Numa agradável noite de Junho do ano passado, tive a honra de moderar uma “tertúlia” memorável entre dois históricos do PSD, Amândio de Azevedo e Bernardino da Costa Pereira, perante algumas dezenas de militantes do Partido, que então se dirigiram à sede da “Pinta” para falar de Sá Carneiro e os primeiros anos do PSD/Maia.
Ambos militantes do então PPD desde a sua fundação, Amândio de Azevedo e Bernardino da Costa Pereira desempenharam diversos cargos no Partido, tendo o primeiro sido, designadamente, Presidente do Conselho Coordenador do Porto em 1974 e Secretário-geral em 1978 e o segundo, Presidente da Comissão Instaladora da Secção da Maia em 1974 e, posteriormente, presidente da Comissão Política do PSD/Maia em diversos mandatos.

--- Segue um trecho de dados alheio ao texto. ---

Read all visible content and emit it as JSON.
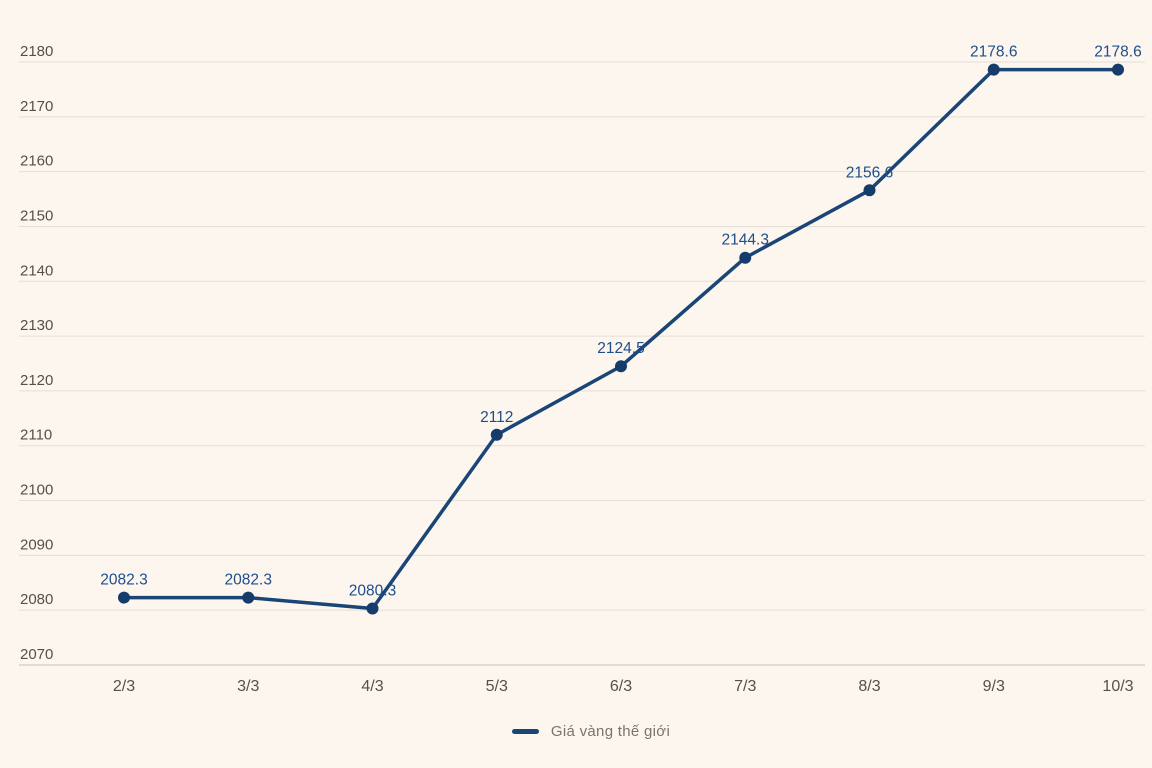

Falou-se dos famosos deputados da “Ala Liberal” (1969-1973), da SEDES (Associação para o Desenvolvimento Económico e Social, criada em 1970), do papel da cidade do Porto no nascimento do Partido, do “Expresso”, do famoso comunicado da constituição do Partido de 6 de Maio de 1974, do PREC, dos primeiros “comícios “e “sessões de esclarecimento”, da mudança de nome em Outubro de 1976, para “Partido Social-Democrata”, da ruptura provocada pela saída do grupo dos “inadiáveis”, da primeira Comissão Politica do PPD/Maia liderada por Elísio Costa e até das secretas reuniões, a propósito do exilio do Bispo do Porto… Mas duas realidades marcaram a discussão daquela noite: a incontornável figura de Francisco Sá Carneiro e a matriz ideológica do PPD/PSD.

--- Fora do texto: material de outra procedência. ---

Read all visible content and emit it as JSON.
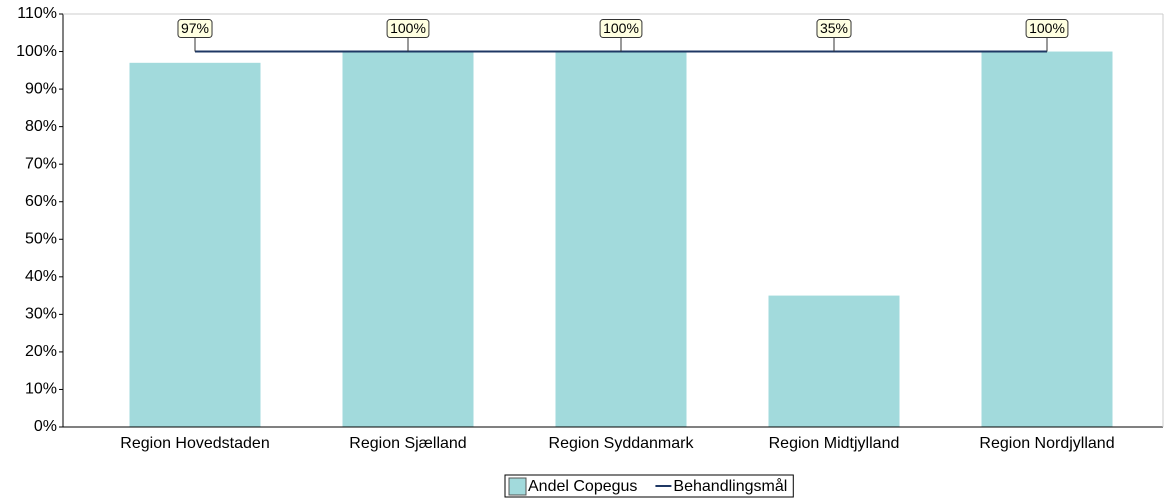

Com efeito, apesar de ter falecido apenas seis anos e alguns meses depois do nascimento do Partido, e de não ter estado sequer durante todo esse tempo na liderança do mesmo, Sá Carneiro é ainda hoje, volvidos 40 anos, uma referência maior do PSD, uma espécie de líder natural para toda a vida, e ao mesmo tempo, reserva moral e ideológica do Partido. Sendo comum ouvir-se entre militantes e simpatizantes menos satisfeitos com as lideranças ou rumos actuais, “este já não é o Partido de Sá Carneiro”…Mesmo entre jovens que apenas o conheceram pelos escritos e pelas simples imagens dos vídeos…

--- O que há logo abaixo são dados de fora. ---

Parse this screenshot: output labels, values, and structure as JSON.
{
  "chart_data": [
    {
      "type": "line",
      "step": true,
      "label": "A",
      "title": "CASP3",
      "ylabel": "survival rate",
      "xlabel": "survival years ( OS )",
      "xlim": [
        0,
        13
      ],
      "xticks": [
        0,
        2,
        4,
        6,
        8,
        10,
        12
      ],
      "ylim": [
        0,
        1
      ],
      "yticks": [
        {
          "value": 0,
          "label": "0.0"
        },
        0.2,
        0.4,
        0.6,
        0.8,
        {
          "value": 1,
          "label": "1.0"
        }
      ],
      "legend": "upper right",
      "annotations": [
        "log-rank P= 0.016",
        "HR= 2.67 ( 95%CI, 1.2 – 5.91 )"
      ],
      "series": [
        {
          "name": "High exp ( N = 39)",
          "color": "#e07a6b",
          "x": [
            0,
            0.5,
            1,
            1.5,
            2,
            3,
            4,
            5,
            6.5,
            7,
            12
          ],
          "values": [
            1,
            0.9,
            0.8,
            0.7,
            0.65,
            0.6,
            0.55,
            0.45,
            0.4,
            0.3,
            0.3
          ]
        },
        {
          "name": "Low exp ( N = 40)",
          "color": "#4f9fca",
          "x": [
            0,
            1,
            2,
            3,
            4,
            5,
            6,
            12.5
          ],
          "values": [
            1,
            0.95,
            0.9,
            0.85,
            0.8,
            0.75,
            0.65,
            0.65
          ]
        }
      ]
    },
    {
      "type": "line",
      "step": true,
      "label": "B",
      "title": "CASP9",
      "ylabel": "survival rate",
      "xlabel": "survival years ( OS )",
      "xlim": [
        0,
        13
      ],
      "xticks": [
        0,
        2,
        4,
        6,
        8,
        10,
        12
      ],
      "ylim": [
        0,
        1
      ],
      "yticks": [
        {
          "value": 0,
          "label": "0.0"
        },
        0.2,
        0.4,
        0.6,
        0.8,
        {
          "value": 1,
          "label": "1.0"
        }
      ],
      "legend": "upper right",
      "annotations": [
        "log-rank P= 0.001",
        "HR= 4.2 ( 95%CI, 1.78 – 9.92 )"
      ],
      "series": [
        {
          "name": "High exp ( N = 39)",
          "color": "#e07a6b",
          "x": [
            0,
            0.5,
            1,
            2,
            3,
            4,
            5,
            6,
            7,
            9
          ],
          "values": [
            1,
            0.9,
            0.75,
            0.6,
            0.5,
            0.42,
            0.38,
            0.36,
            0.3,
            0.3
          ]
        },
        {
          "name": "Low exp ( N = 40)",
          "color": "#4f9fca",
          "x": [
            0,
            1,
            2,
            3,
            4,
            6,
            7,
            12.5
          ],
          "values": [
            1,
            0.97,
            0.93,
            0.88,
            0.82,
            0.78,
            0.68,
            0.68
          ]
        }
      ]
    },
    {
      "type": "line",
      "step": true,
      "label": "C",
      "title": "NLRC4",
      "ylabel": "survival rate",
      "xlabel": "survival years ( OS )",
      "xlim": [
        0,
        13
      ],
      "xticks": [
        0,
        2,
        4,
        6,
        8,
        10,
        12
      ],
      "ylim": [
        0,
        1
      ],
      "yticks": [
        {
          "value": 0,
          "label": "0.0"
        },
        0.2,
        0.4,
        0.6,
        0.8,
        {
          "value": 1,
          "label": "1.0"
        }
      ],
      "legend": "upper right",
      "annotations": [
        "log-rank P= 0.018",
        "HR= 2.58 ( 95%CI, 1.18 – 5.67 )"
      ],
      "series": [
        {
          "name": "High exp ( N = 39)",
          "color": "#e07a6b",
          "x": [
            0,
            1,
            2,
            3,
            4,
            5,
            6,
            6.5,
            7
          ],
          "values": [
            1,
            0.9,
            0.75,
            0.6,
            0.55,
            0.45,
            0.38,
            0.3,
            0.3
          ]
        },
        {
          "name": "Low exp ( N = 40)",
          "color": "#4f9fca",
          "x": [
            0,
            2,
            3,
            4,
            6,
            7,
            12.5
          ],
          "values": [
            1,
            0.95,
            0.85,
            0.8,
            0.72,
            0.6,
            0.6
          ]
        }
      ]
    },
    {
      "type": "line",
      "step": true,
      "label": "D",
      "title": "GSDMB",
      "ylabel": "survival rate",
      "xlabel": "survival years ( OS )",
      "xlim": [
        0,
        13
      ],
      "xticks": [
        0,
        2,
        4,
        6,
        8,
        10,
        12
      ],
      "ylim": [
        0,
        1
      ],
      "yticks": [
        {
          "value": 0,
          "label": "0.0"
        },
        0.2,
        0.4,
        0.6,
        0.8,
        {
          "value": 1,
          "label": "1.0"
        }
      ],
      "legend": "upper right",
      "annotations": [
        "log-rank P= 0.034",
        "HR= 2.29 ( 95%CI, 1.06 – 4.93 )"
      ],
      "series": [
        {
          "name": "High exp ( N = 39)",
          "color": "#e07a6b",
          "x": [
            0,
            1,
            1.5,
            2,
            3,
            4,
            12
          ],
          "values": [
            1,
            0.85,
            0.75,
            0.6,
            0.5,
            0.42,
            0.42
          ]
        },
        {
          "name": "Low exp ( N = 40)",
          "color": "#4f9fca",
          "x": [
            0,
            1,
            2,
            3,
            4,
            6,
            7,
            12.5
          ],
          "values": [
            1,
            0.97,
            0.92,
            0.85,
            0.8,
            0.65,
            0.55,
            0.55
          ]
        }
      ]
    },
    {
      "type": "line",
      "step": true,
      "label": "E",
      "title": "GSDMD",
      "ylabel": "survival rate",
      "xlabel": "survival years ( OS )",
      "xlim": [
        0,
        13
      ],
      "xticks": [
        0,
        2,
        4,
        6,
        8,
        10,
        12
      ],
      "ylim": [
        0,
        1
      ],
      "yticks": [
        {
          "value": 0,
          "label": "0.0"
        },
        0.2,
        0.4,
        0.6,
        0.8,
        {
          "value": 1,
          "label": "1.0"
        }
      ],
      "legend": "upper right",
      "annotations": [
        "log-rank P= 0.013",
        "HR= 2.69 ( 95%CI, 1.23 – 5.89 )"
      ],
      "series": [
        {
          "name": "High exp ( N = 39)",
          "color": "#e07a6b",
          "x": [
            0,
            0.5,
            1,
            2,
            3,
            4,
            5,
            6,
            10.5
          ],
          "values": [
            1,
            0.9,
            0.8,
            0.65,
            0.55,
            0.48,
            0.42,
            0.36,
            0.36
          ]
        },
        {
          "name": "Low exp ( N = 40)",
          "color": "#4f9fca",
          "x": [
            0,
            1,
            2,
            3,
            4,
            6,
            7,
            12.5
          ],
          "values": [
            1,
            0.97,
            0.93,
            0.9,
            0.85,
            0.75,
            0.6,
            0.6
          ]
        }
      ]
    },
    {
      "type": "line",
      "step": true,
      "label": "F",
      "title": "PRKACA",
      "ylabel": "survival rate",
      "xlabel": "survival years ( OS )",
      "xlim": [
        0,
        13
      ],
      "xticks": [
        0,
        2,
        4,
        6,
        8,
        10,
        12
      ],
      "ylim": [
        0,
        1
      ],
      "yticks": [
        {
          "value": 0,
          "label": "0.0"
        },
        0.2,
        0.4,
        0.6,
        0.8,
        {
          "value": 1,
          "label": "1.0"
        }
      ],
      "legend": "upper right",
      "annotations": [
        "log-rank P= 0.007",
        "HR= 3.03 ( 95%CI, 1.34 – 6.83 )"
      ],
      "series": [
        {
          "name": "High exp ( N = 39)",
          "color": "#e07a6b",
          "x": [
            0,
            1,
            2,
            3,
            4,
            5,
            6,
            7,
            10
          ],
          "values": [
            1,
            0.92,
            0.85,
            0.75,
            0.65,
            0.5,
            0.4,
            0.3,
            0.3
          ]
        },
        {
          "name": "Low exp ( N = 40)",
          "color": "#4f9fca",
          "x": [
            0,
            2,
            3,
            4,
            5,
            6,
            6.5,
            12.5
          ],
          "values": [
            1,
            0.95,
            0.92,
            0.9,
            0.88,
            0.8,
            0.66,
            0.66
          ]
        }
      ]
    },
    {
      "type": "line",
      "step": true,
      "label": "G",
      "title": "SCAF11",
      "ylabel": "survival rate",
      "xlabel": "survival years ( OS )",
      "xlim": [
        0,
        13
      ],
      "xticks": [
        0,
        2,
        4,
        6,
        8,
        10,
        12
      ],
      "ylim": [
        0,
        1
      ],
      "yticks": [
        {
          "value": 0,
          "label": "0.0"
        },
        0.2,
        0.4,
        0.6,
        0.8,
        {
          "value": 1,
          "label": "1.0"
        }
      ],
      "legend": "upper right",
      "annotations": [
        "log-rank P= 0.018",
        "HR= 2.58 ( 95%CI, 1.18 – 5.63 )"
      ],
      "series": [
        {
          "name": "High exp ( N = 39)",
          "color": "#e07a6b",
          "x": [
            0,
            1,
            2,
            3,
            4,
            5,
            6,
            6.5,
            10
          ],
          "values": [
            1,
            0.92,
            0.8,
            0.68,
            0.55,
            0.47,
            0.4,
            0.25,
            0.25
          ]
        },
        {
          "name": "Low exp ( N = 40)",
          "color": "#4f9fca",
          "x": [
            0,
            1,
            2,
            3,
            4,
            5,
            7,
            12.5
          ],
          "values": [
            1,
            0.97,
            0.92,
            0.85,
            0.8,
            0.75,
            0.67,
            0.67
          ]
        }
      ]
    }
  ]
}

Determinado, de convicções firmes, combativo, de discurso fácil e raciocínio rápido… de facto, Francisco Sá Carneiro era uma daquelas personalidades a que ninguém conseguia ficar indiferente. Tendo-se tornado num líder carismático, temido pelos adversários e fortemente mobilizador de “seguidores”. E como recordava Amândio de Azevedo, de tal forma, que muitos aderiram ao então Partido Popular Democrático, mais pela personalidade carismática de Sá Carneiro, do que pela identidade ideológica do Partido.
Quanto à matriz ideológica do PSD, e apesar de Sá Carneiro a certa altura ter definido o então PPD como um “partido de centro-esquerda, baseado nos ideais da social-
democracia europeia”, a verdade é que é uma discussão que parece não ter fim à vista. A investigadora americana Maritheresa Frain, por exemplo, defende que” o PPD/PSD é um partido político que nasceu na direita, rapidamente se moveu para o centro-esquerda, por exigências da conjuntura política nacional, e regressou para o seu posicionamento natural, no centro-direita do espectro político”…
Por sua vez, Marcelo Rebelo de Sousa, situa o nascimento do PPD, do ponto de vista ideológico, na confluência de três legados: “social-cristão, social- liberal com afloramentos democráticos e social-tecnocrático (com imperativos de desenvolvimento e justiça, e privilegiando as mudanças económicas, sociais e culturais como meio determinante de promover e alargar a democracia).” Sendo que sempre se vislumbrou em Sá Carneiro um particular “entusiasmo pelas sociais-democracias nórdicas”…
Muitos outros, entendem simplesmente que o PSD não se pode definir ideologicamente com base numa perspectiva de sentido único, sendo todavia o partido mais português do panorama político nacional.
Enfim, foi uma tertúlia de verdadeiros sociais-democratas, que procuraram o reencontro com a história, para a melhor compreender e homenagear.